Model Version misalignment

shah · July 11, 2025, 9:45am

It’s happened with multiple models, and the only solution seems to be to trash the model and make a new one. Basically I think when you are running a transform with a model output, but hen separately build another transform with an older version of that modelinput, something shifts in the transactions in the model where it shows that it’s updated to the most recent transform on the model asset ui, but then the other transforms, as well as any calls to the model adapter (ie evaluator repo), fail with a 403 error (Permission Denied), always with the prior model version). Nothing fixes this, other than fixing the version of the modelinput, which of course is not a good solution.

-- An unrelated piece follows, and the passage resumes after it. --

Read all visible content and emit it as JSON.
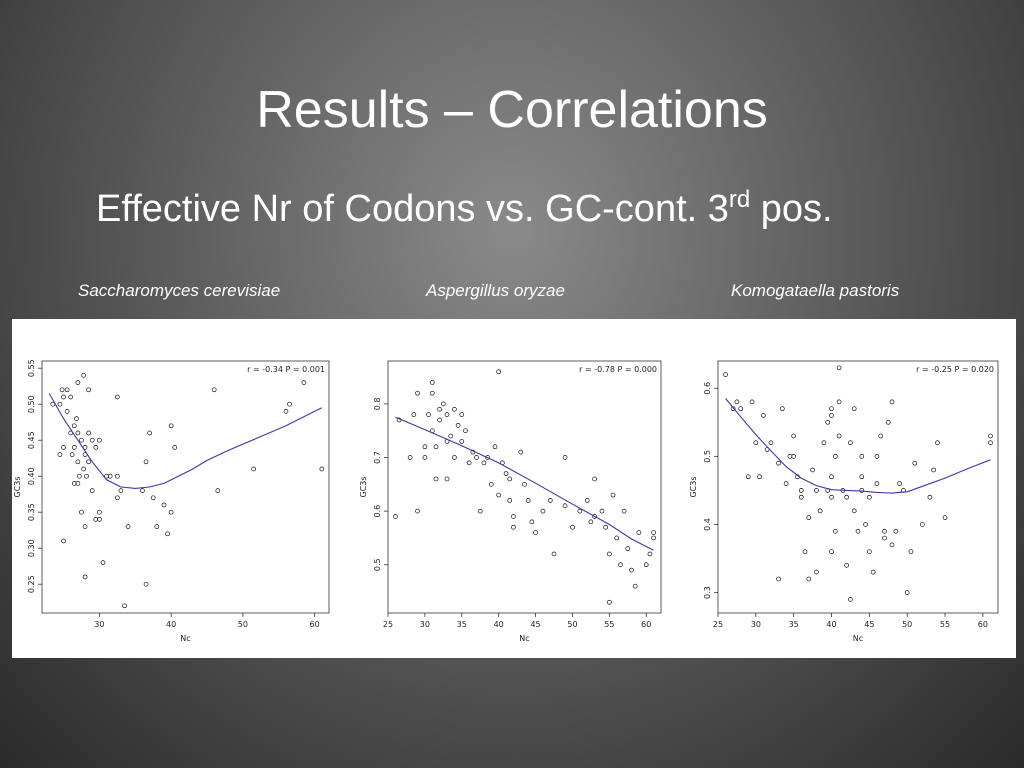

I just have to chuck the model and build it fresh.

A 403 Client Error : Forbidden error occurred calling https://waypoint-envoy.rubix-system.svc.cluster.local:8443/compute/a82899/foundry/models-api/models/api/model/ri.models.main.model.b2f4049f-af71-4c3e-ac89-0cacf6c22a9f/versions/ri.models.main.model-version.dd06de14-a428-4b80-9a3b-642a7f0fc241 . ErrorName: Security:PermissionDenied . Please review and contact support if the problem persists

Is there a fix I’m missing here?

tucker · July 11, 2025, 12:25pm

Hi @shah, trying to reproduce your error but I’m unable to. I’m hoping you can give me some more details, but based on your description I came up with the following:

First I run model training using this adapter and “training” code:

class ExampleModelAdapter(pm.ModelAdapter):
    @pm.auto_serialize
    def __init__(self, value: str):
        self.value = value

    @classmethod
    def api(cls):
        inputs = {"param_in": pm.Parameter(type=str)}
        outputs = {"output_df": pm.Pandas(columns=[("output_column", str)])}
        return inputs, outputs

    def predict(self, param_in):
        return pd.DataFrame({"output_column": [self.value]})

which just returns a df containing whatever value is passed to the model when its created (in this case I am using the current time).

“training” code is

from transforms.api import lightweight, transform
from palantir_models.transforms import ModelOutput
from main.model_adapters.adapter import ExampleModelAdapter
import time

@lightweight
@transform(
    model_output=ModelOutput("ri.models.main.model.0d3821ef-b692-4f40-953b-9570aa243eb4"),
)
def compute(model_output):
    now = str(time.time())
    foundry_model = ExampleModelAdapter(now)
    model_output.publish(
        model_adapter=foundry_model,
        notes=now
    )

and inference

from transforms.api import Output, lightweight, transform
from palantir_models.transforms import ModelInput

@lightweight
@transform(
    model_input=ModelInput("ri.models.main.model.0d3821ef-b692-4f40-953b-9570aa243eb4"),
    output=Output("ri.foundry.main.dataset.9c6db9d1-e1d1-4b8d-8cea-1366b0f95f8e"),
)
def compute(model_input, output):
    res = model_input.predict("")
    res["rid"] = model_input.model_version_rid
    output.write_pandas(res)

I run the training build, and once complete I then run the subsequent inference build. I see in the output dataset of the inference build has the correct values (the time is correct and the model version rid in the rid column is correct). So I am not sure what I am missing in order to reproduce your error.

shah · July 11, 2025, 8:18pm

can you try without the lightweight? And my other concern with this test is that there is not long enough time for the training to actually run while you start inference from a previous version of the model…if that makes sense. maybe if you can add some kind of timer loop in the training, and then run your inference while it’s training…

tucker · July 11, 2025, 8:39pm

Yeah I can give that a shot, but Im confused - what are you expecting will happen if you have a training job running and launch an inference job while that is still running? It should resolve to the previous model version (and if it doesn’t then yes there is something wrong and we can take a look at fixing it) not the version that is currently being produced.

shah · July 14, 2025, 8:57am

I’m saying after it finishes training, and the you run the inference again, it will still point to the prior version.

In anycase, perhaps it’s just a quirk edge case, not sure.